The clinical parameters shown in Table 1 are typical for the diagnosis oncocytoma and the complex I deficiency was independent of age, gender, tumour size, histology and endocrine situation. All investigated thyroid oncocytomas showed complex I deficiency and most had a benign clinical course; however, 2 of the 19 tumours in this study were carcinomas. Renal oncocytoma, another type of oncocytic tumour with a benign course, was recently found to be associated with complex I deficiency (Gasparre ; Mayr ). The oncocytic tumour cell line XTC.UC1, which is derived from a metastasis of a Hürthle cell carcinoma, shows both an insertion mutation in the gene encoding ND1 subunit of complex I and a reduction in complex I activity (Bonora ). Ishikawa reported complex I deficiency caused by mutations in the ND6 gene of complex I in non-oncocytic mouse lung tumours. Interestingly, these mutations increased the metastatic potential of the tumours (Ishikawa ), whereas complex I deficiency in oxyphilic tumours does not seem to be associated with metastasis. For that reason, complex I deficiency is not considered as a specific feature of benign oncocytic tumours.

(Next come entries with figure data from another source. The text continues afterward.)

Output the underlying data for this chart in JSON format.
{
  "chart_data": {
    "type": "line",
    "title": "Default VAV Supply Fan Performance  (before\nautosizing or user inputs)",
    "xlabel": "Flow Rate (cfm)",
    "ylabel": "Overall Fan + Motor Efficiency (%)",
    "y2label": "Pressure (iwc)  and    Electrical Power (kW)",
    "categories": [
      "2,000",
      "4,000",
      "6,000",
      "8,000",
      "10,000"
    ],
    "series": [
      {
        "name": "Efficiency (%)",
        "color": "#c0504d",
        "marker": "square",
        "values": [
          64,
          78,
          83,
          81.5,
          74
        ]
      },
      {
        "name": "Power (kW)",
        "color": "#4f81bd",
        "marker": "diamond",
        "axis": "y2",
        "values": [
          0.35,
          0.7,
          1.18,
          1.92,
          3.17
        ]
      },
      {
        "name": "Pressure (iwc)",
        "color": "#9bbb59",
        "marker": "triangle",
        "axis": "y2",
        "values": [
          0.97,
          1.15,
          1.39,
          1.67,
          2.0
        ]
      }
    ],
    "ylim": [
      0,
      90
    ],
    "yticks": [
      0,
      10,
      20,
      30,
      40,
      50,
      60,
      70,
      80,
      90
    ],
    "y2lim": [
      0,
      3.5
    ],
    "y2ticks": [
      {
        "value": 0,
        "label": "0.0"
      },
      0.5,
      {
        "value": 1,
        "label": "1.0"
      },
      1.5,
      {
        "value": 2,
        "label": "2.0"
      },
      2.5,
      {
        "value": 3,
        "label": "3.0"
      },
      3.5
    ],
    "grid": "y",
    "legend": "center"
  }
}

To establish that isolated complex I deficiency is a characteristic of oncocytic thyroid tumours, but not a general feature of thyroid tumours, we analysed four follicular thyroid adenoma samples. In contrary to oncocytomas, follicular thyroid adenomas displayed no significant reduction of respiratory chain enzymes.

Loss of complex I was found in all investigated oncocytic thyroid tumour samples. Because of the strict dependence of such tumours on glycolytic metabolism, this unique feature could enable the development of novel targeted therapies for this disease.